Was heißt es, arm zu sein?

Arm sein heißt auch, immer wieder Anträge ausfüllen zu müssen.

Der Bundesrat hat am Freitag einer Erhöhung der Hartz-IV-Sätze zugestimmt. Allerdings sollen die Sätze ab nächstem Jahr nur um 14 Euro steigen. Alleinstehende erhalten dann 446 Euro pro Monat. Das ist immer noch zu wenig für ein menschenwürdiges Leben. Es bleibt dabei: Hartz IV ist Armut per Gesetz Doch was bedeutet es eigentlich, arm zu sein in einem reichen Land? „Wär ich nicht arm, wärst du nicht reich“: Wer kennt dieses Zitat nicht? Nur, wie definieren wir eigentlich Armut. Wo sehen wir uns selbst auf der Skala zwischen Arm und Reich? Bei der Definition von Armut wird gern die absolute Armut herangezogen, um den Armen in Deutschland zu vermitteln, dass es ihnen doch gut geht.

Es fällt im Zusammenhang mit der absoluten Armut immer wieder der Satz: „Du hast doch wenigstens zu essen und ein Dach über dem Kopf“. Das ist richtig, aber bemessen wir den Reichtum auch nach diesen mittelalterlichen Kriterien? Würden wir jemand, der eine eigene Hütte bewohnt, zwei Pferde hat und einen Karren als reich bezeichnen? Doch wohl eher nicht. Warum also halten viele, und auch viele der Armen, an einem mittelalterlichen Armutsbegriff fest, jedoch beim Begriff des Reichtums nicht?

Viele schämen sich für ihre Armut

Die einzige Erklärung, die mir dazu einfällt: Alle wären gerne reich. Zudem schämen sich viele ihrer Armut und versuchen, sie zu relativieren, damit sie zumindest noch jemanden haben, über dem sie stehen können. Dies ist zwar keine schöne Einsicht, jedoch wahrscheinlich eine sehr zutreffende. Viele, die arm sind, wollen sich nicht als arm betrachten. Mehr als die Hälfte der Menschen mit einem Einkommen, das unter der Armutsgefährdungsgrenze liegt, gibt bei Umfragen an, nur „etwas ärmer“ zu sein. Ein Viertel dieser Menschen sagt von sich, weder arm noch reich zu sein. Knapp 8 Prozent fühlen sich sogar als „etwas reicher“. Nur rund 13 Prozent schätzen ihre Situation richtig ein.

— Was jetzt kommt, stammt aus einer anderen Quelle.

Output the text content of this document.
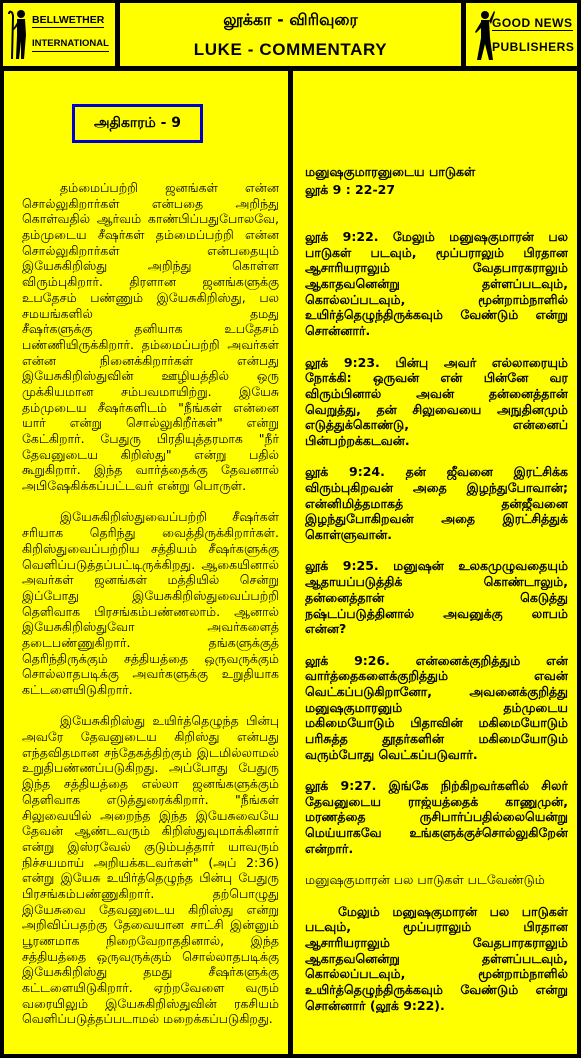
BELLWETHER
INTERNATIONAL
லூக்கா - விரிவுரை
LUKE - COMMENTARY
GOOD NEWS
PUBLISHERS
அதிகாரம் - 9
தம்மைப்பற்றி ஜனங்கள் என்ன
சொல்லுகிறார்கள் என்பதை அறிந்து
கொள்வதில் ஆர்வம் காண்பிப்பதுபோலவே,
தம்முடைய சீஷர்கள் தம்மைப்பற்றி என்ன
சொல்லுகிறார்கள் என்பதையும்
இயேசுகிறிஸ்து அறிந்து கொள்ள
விரும்புகிறார். திரளான ஜனங்களுக்கு
உபதேசம் பண்ணும் இயேசுகிறிஸ்து, பல
சமயங்களில் தமது
சீஷர்களுக்கு தனியாக உபதேசம்
பண்ணியிருக்கிறார். தம்மைப்பற்றி அவர்கள்
என்ன நினைக்கிறார்கள் என்பது
இயேசுகிறிஸ்துவின் ஊழியத்தில் ஒரு
முக்கியமான சம்பவமாயிற்று. இயேசு
தம்முடைய சீஷர்களிடம் "நீங்கள் என்னை
யார் என்று சொல்லுகிறீர்கள்" என்று
கேட்கிறார். பேதுரு பிரதியுத்தரமாக "நீர்
தேவனுடைய கிறிஸ்து" என்று பதில்
கூறுகிறார். இந்த வார்த்தைக்கு தேவனால்
அபிஷேகிக்கப்பட்டவர் என்று பொருள்.
இயேசுகிறிஸ்துவைப்பற்றி சீஷர்கள்
சரியாக தெரிந்து வைத்திருக்கிறார்கள்.
கிறிஸ்துவைப்பற்றிய சத்தியம் சீஷர்களுக்கு
வெளிப்படுத்தப்பட்டிருக்கிறது. ஆகையினால்
அவர்கள் ஜனங்கள் மத்தியில் சென்று
இப்போது இயேசுகிறிஸ்துவைப்பற்றி
தெளிவாக பிரசங்கம்பண்ணலாம். ஆனால்
இயேசுகிறிஸ்துவோ அவர்களைத்
தடைபண்ணுகிறார். தங்களுக்குத்
தெரிந்திருக்கும் சத்தியத்தை ஒருவருக்கும்
சொல்லாதபடிக்கு அவர்களுக்கு உறுதியாக
கட்டளையிடுகிறார்.
இயேசுகிறிஸ்து உயிர்த்தெழுந்த பின்பு
அவரே தேவனுடைய கிறிஸ்து என்பது
எந்தவிதமான சந்தேகத்திற்கும் இடமில்லாமல்
உறுதிபண்ணப்படுகிறது. அப்போது பேதுரு
இந்த சத்தியத்தை எல்லா ஜனங்களுக்கும்
தெளிவாக எடுத்துரைக்கிறார். "நீங்கள்
சிலுவையில் அறைந்த இந்த இயேசுவையே
தேவன் ஆண்டவரும் கிறிஸ்துவுமாக்கினார்
என்று இஸ்ரவேல் குடும்பத்தார் யாவரும்
நிச்சயமாய் அறியக்கடவர்கள்" (அப் 2:36)
என்று இயேசு உயிர்த்தெழுந்த பின்பு பேதுரு
பிரசங்கம்பண்ணுகிறார். தற்பொழுது
இயேசுவை தேவனுடைய கிறிஸ்து என்று
அறிவிப்பதற்கு தேவையான சாட்சி இன்னும்
பூரணமாக நிறைவேறாததினால், இந்த
சத்தியத்தை ஒருவருக்கும் சொல்லாதபடிக்கு
இயேசுகிறிஸ்து தமது சீஷர்களுக்கு
கட்டளையிடுகிறார். ஏற்றவேளை வரும்
வரையிலும் இயேசுகிறிஸ்துவின் ரகசியம்
வெளிப்படுத்தப்படாமல் மறைக்கப்படுகிறது.
மனுஷகுமாரனுடைய பாடுகள்
லூக் 9 : 22-27
லூக் 9:22. மேலும் மனுஷகுமாரன் பல
பாடுகள் படவும், மூப்பராலும் பிரதான
ஆசாரியராலும் வேதபாரகராலும்
ஆகாதவனென்று தள்ளப்படவும்,
கொல்லப்படவும், மூன்றாம்நாளில்
உயிர்த்தெழுந்திருக்கவும் வேண்டும் என்று
சொன்னார்.
லூக் 9:23. பின்பு அவர் எல்லாரையும்
நோக்கி: ஒருவன் என் பின்னே வர
விரும்பினால் அவன் தன்னைத்தான்
வெறுத்து, தன் சிலுவையை அநுதினமும்
எடுத்துக்கொண்டு, என்னைப்
பின்பற்றக்கடவன்.
லூக் 9:24. தன் ஜீவனை இரட்சிக்க
விரும்புகிறவன் அதை இழந்துபோவான்;
என்னிமித்தமாகத் தன்ஜீவனை
இழந்துபோகிறவன் அதை இரட்சித்துக்
கொள்ளுவான்.
லூக் 9:25. மனுஷன் உலகமுழுவதையும்
ஆதாயப்படுத்திக் கொண்டாலும்,
தன்னைத்தான் கெடுத்து
நஷ்டப்படுத்தினால் அவனுக்கு லாபம்
என்ன?
லூக் 9:26. என்னைக்குறித்தும் என்
வார்த்தைகளைக்குறித்தும் எவன்
வெட்கப்படுகிறானோ, அவனைக்குறித்து
மனுஷகுமாரனும் தம்முடைய
மகிமையோடும் பிதாவின் மகிமையோடும்
பரிசுத்த தூதர்களின் மகிமையோடும்
வரும்போது வெட்கப்படுவார்.
லூக் 9:27. இங்கே நிற்கிறவர்களில் சிலர்
தேவனுடைய ராஜ்யத்தைக் காணுமுன்,
மரணத்தை ருசிபார்ப்பதில்லையென்று
மெய்யாகவே உங்களுக்குச்சொல்லுகிறேன்
என்றார்.
மனுஷகுமாரன் பல பாடுகள் படவேண்டும்
மேலும் மனுஷகுமாரன் பல பாடுகள்
படவும், மூப்பராலும் பிரதான
ஆசாரியராலும் வேதபாரகராலும்
ஆகாதவனென்று தள்ளப்படவும்,
கொல்லப்படவும், மூன்றாம்நாளில்
உயிர்த்தெழுந்திருக்கவும் வேண்டும் என்று
சொன்னார் (லூக் 9:22).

Bei der Einschätzung, was Reichtum ist, sieht es nicht besser aus: Für knapp ein Drittel der Befragten beginnt Reichtum bereits bei einem Nettomonatseinkommen zwischen 2000 und 5000 Euro. Weitere 25 Prozent denken, dass man mit einem Nettomonatseinkommen von 5000 bis 10 000 Euro reich ist. Über solche „Einkommen“ lachen sich die wirklich Reichen natürlich schlapp. Allein die Geschwister Quandt/Klatten konnten in diesem Jahr 769 Millionen Euro an Dividenden einstreichen. Das macht netto ca. 48 Millionen Euro im Monat.

Was heißt es, arm zu sein?

In erster Linie das Verzichten auf Selbstverständlichkeiten. Eine Arme setzt sich nicht einfach mal in ein Café. Ein Armer geht nicht mal eben zum Friseur. Das sind Ausgaben, die geplant werden müssen, da sich die ganze Existenz nur noch darauf reduziert, mit dem Geld den Monat zu überstehen. Es bedeutet aber auch, dass man seinen Kindern fast jeden Wunsch abschlagen muss. Gesellschaftliche Teilhabe? Fehlanzeige! Spätestens nach der dritten Einladung von Freunden, die sie nicht sofort zurückgezogen haben, nimmt man diese nicht mehr an, weil man sich schämt, nichts mitbringen zu können oder die Freunde nicht einladen zu können.

Und was hat das Ganze mit Hartz IV zu tun?

Eigentlich alles. Wer vom Regelsatz leben muss, liegt deutlich unter 60 Prozent des Äquivalenzeinkommens und ist somit per Definition arm. Somit ist Hartz-IV-Armut per Gesetz! Viele schämen sich ihrer Armut und sehen sich als Verlierer einer Gesellschaft, die diese Armut bewusst produziert und provoziert, um einigen wenigen Reichtum zu bescheren, von dem die Mehrheit der Bevölkerung ausgeschlossen ist. Darin wird die nun beschlossene Regelsatzerhöhung nichts ändern.